HABcore Street Outreach and Homelessness Diversion Program “Boots On The Ground” in Ocean County

Ocean County residents who find temporary shelter throughout the county in encampments, cars, and tents precariously placed under bridges have a new source of shelter, food, comfort, and hope thanks to HABcore Inc.’s Street Outreach and Homelessness Diversion Program. HABcore now employs two Outreach specialists who scour Ocean County looking for those in need of permanent, warm and safe places to live.

HABcore, incorporated 36 years ago after three men froze to death living on the streets of Red Bank, has a goal to eliminate homelessness by finding and securing affordable and supportive housing. In a time of rapidly rising rents and real estate values, the challenges are daunting.

Among the services offered by HABcore to those experiencing homelessness is short-term help supplying food and water, coats, blankets, socks and basic needs including feminine products.

HABcore was originally established to house people at risk of homelessness. Volunteers purchased a home on South Pearl Street, Red Bank to offer congregate living using a boarding home model. HABcore proudly maintains its two congregate living homes Coffey Residence in Red Bank, and Laurel House in Asbury Park.

In recent years HABcore has expanded its programs to include an Independent Living Program that houses adults and children in single homes and apartments throughout Monmouth and Ocean counties.

According to Katie Lord, HABcore’s Associate Director, the Outreach program is a “boots on the ground” effort. Staff visit encampments, train stations, and look for people living in cars. They then build a rapport with them and determine what may be barriers to living in permanent housing.

John Bulwin, a HABcore Outreach employee, often transports adults experiencing homelessness to food pantries. During frigid weather, he monitors outside temperatures and encourages people living in tents and cars to visit warming shelters. He also becomes acquainted with the men and women and discusses obstacles to their obtaining permanent IDs often required for Social Security and support programs.

William Honeker

As an example, Bulwin recently assisted William Honeker who for 13 months resided at the Winding River Park encampment on Ocean County property along a trail. The encampment has had as many as 35 tents. Bulwin worked with Honeker, a twice-widowed US Army veteran, to navigate the bureaucracies of the NJDMV, the Social Security System to obtain his birth certificate, and a state ID as well as a Social Security number. Honeker’s IDs were lost years ago when his storage unit was sold.

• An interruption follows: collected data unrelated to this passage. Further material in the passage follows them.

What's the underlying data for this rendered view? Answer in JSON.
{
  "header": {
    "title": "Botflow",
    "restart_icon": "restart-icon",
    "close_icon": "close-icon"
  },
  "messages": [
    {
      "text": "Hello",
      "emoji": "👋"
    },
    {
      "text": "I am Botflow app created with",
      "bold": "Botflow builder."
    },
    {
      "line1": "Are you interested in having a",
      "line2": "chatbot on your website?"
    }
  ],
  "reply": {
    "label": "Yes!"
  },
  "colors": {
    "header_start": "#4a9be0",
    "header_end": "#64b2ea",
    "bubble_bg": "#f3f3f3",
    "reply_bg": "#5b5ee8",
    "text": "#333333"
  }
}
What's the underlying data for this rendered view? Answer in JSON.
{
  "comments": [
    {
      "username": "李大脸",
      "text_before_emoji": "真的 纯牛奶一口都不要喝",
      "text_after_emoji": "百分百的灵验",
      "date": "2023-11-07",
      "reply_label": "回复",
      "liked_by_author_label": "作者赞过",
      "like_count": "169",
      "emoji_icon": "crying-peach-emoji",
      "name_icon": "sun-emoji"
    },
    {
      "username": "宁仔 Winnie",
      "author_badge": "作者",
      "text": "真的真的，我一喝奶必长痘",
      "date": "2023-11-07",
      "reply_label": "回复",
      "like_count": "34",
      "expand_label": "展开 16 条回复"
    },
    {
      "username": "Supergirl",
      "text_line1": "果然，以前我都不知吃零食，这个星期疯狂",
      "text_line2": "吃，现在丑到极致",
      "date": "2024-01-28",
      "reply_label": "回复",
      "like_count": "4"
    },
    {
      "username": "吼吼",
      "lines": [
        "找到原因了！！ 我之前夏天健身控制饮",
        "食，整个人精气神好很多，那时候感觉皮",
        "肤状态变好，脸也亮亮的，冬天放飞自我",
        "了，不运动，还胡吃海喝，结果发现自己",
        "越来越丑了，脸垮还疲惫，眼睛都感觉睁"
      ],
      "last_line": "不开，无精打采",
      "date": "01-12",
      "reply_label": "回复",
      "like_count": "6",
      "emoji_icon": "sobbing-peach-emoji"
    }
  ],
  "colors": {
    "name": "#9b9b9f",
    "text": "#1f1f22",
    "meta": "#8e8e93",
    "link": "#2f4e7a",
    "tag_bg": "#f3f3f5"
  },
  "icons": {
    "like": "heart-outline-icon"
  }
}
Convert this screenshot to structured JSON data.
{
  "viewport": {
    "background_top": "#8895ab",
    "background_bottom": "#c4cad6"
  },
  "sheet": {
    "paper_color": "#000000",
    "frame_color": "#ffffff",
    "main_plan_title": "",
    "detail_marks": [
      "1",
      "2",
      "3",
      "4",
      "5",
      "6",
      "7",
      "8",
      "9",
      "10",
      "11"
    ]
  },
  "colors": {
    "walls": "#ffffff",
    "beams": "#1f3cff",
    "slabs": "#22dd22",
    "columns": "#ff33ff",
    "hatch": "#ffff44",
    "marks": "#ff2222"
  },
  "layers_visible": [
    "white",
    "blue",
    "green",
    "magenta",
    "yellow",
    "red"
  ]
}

After Honeker obtained IDs, Bulwin and HABcore Supportive Housing Coordinators found him a suitable and affordable home in Lakehurst. Honeker, and his beloved dog, Fred, now have a sturdy roof over their heads as well as a reliable source of heat and electricity. His goal is to pay his bills and continue to live in Lakehurst indefinitely. A sense of permanence and belonging is a goal HABcore has for all its clients.

Mary-Ellen Mullen

Mary-Ellen Mullen is another relieved former inhabitant of the Winding River Park encampment who is now settling into an apartment thanks to HABcore’s Outreach program. She lived at the encampment for six months.

Mullen, whose only source of support is Social Security, now lives in Beachwood, in a HABcore-owned building with a roommate. Her HABcore Supportive Housing Coordinator explains that Mary-Ellen, similar to Bill Honeker, has not been able to get her ID. “We were able to find out where she was born, so now we are applying for her birth certificate. She has adapted very well. Her apartment looks great and is always nice and clean.”

Mullen previously lived in Seaside Heights for many years worked at Wawa and was a manager at a McDonald’s. She has two children, a son who lives in Point Pleasant and a daughter who lives in Pine Beach.

HABcore received a state grant from the Department of Community Affairs Office of Homelessness Prevention to create the Street Outreach and Homelessness Diversion Program in Ocean County in 2023. The program is designed to connect the unsheltered and homeless with housing and prevent families from becoming homeless in the first place.

Within a few weeks of establishing the program, HABcore permanently housed four families from the woods in collaboration with other agencies such as Just Believe Inc., the Affordable Housing Alliance, and Bright Harbor Healthcare. One of the families, including a 10-week-old infant, was relocated to a home with a two-year lease under HABcore’s Rapid Rehousing program. They will receive rental assistance and intensive case management for up to 24 months.

Bulwin, and HABcore’s other Outreach staff Mitch Andryszewski, both find their jobs extremely rewarding. They know that they play a key role in helping people living in temporary and primitive conditions seek more stability and security.

HABcore’s mission: by providing permanent, supportive, and affordable housing and individualized support, helps veterans, families with children, and individuals with special needs move through crisis to stability, giving them the opportunity to improve their lives.